Auf seinem Gefechtsposten steht Abu Hamzi Arandas, Kommandant der Rebellenmiliz „Liwa Tawid“ in der Altstadt. Der 34-Jährige hat gerade Besuch von seinen beiden Söhnen Hamza, 9, und Mohammed, 10. Die Buben tragen Camouflage-Uniformen und zittern vor Angst.

Wird Aleppo wieder an das Regime fallen, so wie die monatelang umkämpfte Rebellenhochburg Homs im vergangenen Mai? Abu Hamzi überlegt eine Weile, bevor er antwortet: „Insha’allah. Ich fürchte, ja.“ Die Rebellen hier seien mit zwei Feinden konfrontiert – den Regime-Truppen und den Kämpfern der ultra-islamistischen Terrorgruppe IS (Islamischer Staat, bis vor kurzem „Isis“): „Wir kämpfen nicht nur gegen die Truppen von Assad, sondern auch gegen die Truppen des radikalen IS, die uns in den Rücken fallen und im Osten Syriens ihr Kalifat einzementieren wollen. Das ist ein Zweifrontenkrieg“.

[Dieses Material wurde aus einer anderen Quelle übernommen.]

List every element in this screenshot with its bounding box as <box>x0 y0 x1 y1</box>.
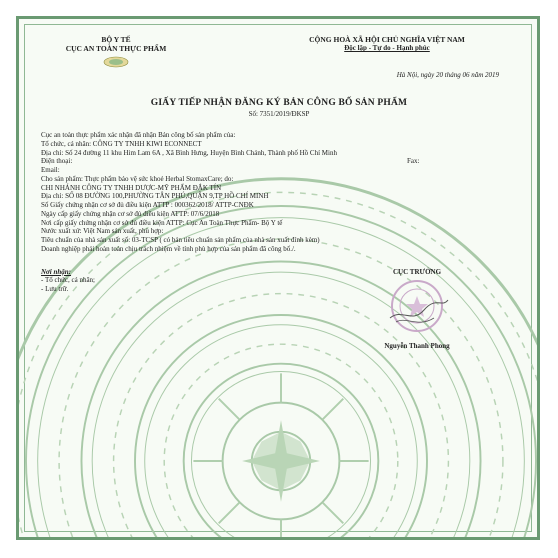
responsibility-line: Doanh nghiệp phải hoàn toàn chịu trách nhiệm về tính phù hợp của sản phẩm đã công bố./. <box>41 244 296 253</box>
recipient-item: - Tổ chức, cá nhân; <box>41 276 96 285</box>
document-title: GIẤY TIẾP NHẬN ĐĂNG KÝ BẢN CÔNG BỐ SẢN PHẨM <box>150 97 408 108</box>
signature-block <box>317 268 517 352</box>
origin-line: Nước xuất xứ: Việt Nam sản xuất, phù hợp: <box>41 227 164 236</box>
organization-line: Tổ chức, cá nhân: CÔNG TY TNHH KIWI ECONNECT <box>41 139 202 148</box>
manufacturer-line: CHI NHÁNH CÔNG TY TNHH DƯỢC-MỸ PHẨM ĐẮK TÍN <box>41 183 222 192</box>
certificate-date: Ngày cấp giấy chứng nhận cơ sở đủ điều kiện ATTP: 07/6/2018 <box>41 209 220 218</box>
manufacturer-address: Địa chỉ: SỐ 08 ĐƯỜNG 100,PHƯỜNG TÂN PHÚ,QUẬN 9,TP HỒ CHÍ MINH <box>41 192 269 201</box>
certificate-frame <box>16 16 540 540</box>
body-line: Cục an toàn thực phẩm xác nhận đã nhận Bản công bố sản phẩm của: <box>41 131 236 140</box>
ministry-name: BỘ Y TẾ <box>101 35 131 44</box>
recipients-block <box>41 268 201 352</box>
standard-line: Tiêu chuẩn của nhà sản xuất số: 03-TCSP ( có bản tiêu chuẩn sản phẩm của nhà sản xuất đính kèm) <box>41 236 320 245</box>
recipients-label: Nơi nhận: <box>41 267 72 276</box>
phone-label: Điện thoại: <box>41 157 73 166</box>
nation-name: CỘNG HOÀ XÃ HỘI CHỦ NGHĨA VIỆT NAM <box>309 35 465 44</box>
signer-title: CỤC TRƯỞNG <box>392 267 442 276</box>
recipient-item: - Lưu trữ. <box>41 285 69 294</box>
nation-block <box>257 35 517 68</box>
department-name: CỤC AN TOÀN THỰC PHẨM <box>65 44 167 54</box>
issuer-block <box>41 35 191 68</box>
document-number: Số: 7351/2019/ĐKSP <box>248 110 310 119</box>
issue-date: Hà Nội, ngày 20 tháng 06 năm 2019 <box>396 70 499 79</box>
official-stamp <box>382 278 452 336</box>
department-emblem <box>103 56 129 68</box>
signer-name: Nguyễn Thanh Phong <box>384 342 450 351</box>
document-body <box>41 131 517 254</box>
certificate-number: Số Giấy chứng nhận cơ sở đủ điều kiện ATTP : 000362/2018/ ATTP-CNĐK <box>41 201 254 210</box>
fax-label: Fax: <box>407 157 420 166</box>
email-label: Email: <box>41 166 60 175</box>
product-line: Cho sản phẩm: Thực phẩm bảo vệ sức khoẻ Herbal StomaxCare; do: <box>41 174 234 183</box>
contact-row <box>41 157 517 166</box>
address-line: Địa chỉ: Số 24 đường 11 khu Him Lam 6A , Xã Bình Hưng, Huyện Bình Chánh, Thành phố Hồ Chí Minh <box>41 148 337 157</box>
certificate-issuer: Nơi cấp giấy chứng nhận cơ sở đủ điều kiện ATTP: Cục An Toàn Thực Phẩm- Bộ Y tế <box>41 218 283 227</box>
nation-motto: Độc lập - Tự do - Hạnh phúc <box>344 44 430 53</box>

Vor dem Krieg hat Abu Hamzi Arandas ein florierendes Export-Import-Unternehmen betrieben und war häufig in Europa. Er sei ein „Mann des Westens“ gewesen, sagt er. Nun ist er Soldat und ein streng gläubiger Muslim, der ungern erlaubt, dass Frauen in seiner Gegenwart auch nur kurz das Kopftuch abnehmen.

„Wissen Sie, was für Sie am sichersten wäre?“, sagt er zum Abschied: „Verlassen Sie Aleppo. Und zwar so rasch Sie können.”